TheDribbleDrop: In the half court, do you prefer a "less structure is more" approach, or do you prefer a more layered offensive approach?
Coach Karpell: I like a flex based offense, especially with my group this year. I like this mix of skill sets with this group of kids I have on my team currently. I think we can create shots off the bounce. We also use some motion based offensive plays.
A lot of kids like the four-out-one-in offense, but sometimes the decisions aren’t the best. I think it’s best to pull back a little bit and just build my practices up to help my players make good reads in dribble drive situations.
TheDribbleDrop: Defensively I noticed you use a detailed ball-line man to man defense. I know there are many variations of man to man defense. Is this style your bread and butter as a whole?
Coach Karpell: Well I think you should base your man defensive scheme based on your personnel. My T.O.C. team two years ago played more of a pack line defense. With this group I have now, I switched things up. We’re very athletic. If I can create a lot more pressure on the ball, get teams to take hard shots, play the passing lanes and create turnovers that’s cool with me.
TheDribbleDrop: Tell us a bit about the environment in practice and some things you highlight every day.
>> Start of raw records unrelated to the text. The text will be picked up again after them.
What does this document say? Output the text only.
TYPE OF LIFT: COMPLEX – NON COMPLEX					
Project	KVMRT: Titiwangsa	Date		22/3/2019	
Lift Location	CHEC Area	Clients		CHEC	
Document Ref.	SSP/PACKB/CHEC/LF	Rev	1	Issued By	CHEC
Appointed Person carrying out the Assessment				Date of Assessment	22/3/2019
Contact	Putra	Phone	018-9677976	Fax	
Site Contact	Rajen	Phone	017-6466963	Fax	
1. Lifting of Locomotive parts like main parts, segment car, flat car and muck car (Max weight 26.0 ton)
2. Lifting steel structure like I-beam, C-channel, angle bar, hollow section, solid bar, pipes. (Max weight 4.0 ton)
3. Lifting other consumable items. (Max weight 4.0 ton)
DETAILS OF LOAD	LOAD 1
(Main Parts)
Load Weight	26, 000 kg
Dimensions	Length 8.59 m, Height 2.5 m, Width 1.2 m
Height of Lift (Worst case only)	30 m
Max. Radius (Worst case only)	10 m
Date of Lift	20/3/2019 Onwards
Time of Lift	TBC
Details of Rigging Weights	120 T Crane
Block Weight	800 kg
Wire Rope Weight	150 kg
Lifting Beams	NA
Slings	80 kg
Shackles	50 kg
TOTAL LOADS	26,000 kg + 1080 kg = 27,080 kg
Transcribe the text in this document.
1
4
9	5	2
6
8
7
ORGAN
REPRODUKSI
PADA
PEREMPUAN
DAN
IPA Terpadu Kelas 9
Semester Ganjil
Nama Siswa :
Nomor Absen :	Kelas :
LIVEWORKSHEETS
Coach Karpell: I’m a teacher. We do a lot of skill development. I think it’s a balance. You have to make time for plays and organization. I do think you can let your players play through things a little bit more as you build their skills and reads though. My job is to make sure my kids are ready to excel on the college level. So if I’m not pushing skill development hard in practice from freshman to senior year I’m doing them a disservice.
Sometimes pushing skill development so heavy in my practices may hurt me at times early in the win-loss department, but I think developing those skills are key to success to playing on the next level.
TheDribbleDrop: What are your thoughts of the current climate of the AAU circuit?
Coach Karpell: My daughter plays AAU. As a result I’ve been in the belly of the beast personally. I do my best to push the teaching part of it. I find it a bit bothersome seeing how many games they play as I would rather have more balance. I understand it’s a necessary evil but I would rather have 6 practices and one game a week than 6 games and one practice.
TheDribbleDrop: What piece of advice would you give a new coach?
Coach Karpell: I coach with a lot of energy, but I would say it’s important to know your players. You can’t coach every player like the last group you had before. You have to have patience. Often that’s a thing that comes with time and experience as a coach. You have to know when to press buttons and you have to know when to step back, let them breathe and coach them through the situation with ease.
Finding out what makes each kid tick is key to getting the best out of them. If you learn that out you will be able to handle each situation with the player.
TheDribbleDrop: How do you gauge success at St.John Vianney?
Coach Karpell: Not in wins and losses. Obviously we have a successful program and we win a lot. With that being said I’m focused on the next level. I want my players to have the skills to excel on the next level. I also want to make sure we get them to the right school on the next level. Getting them into a system that allow them to be successful. I want my players to come back happy and tell me that I prepared them for what’s being thrown at them in college.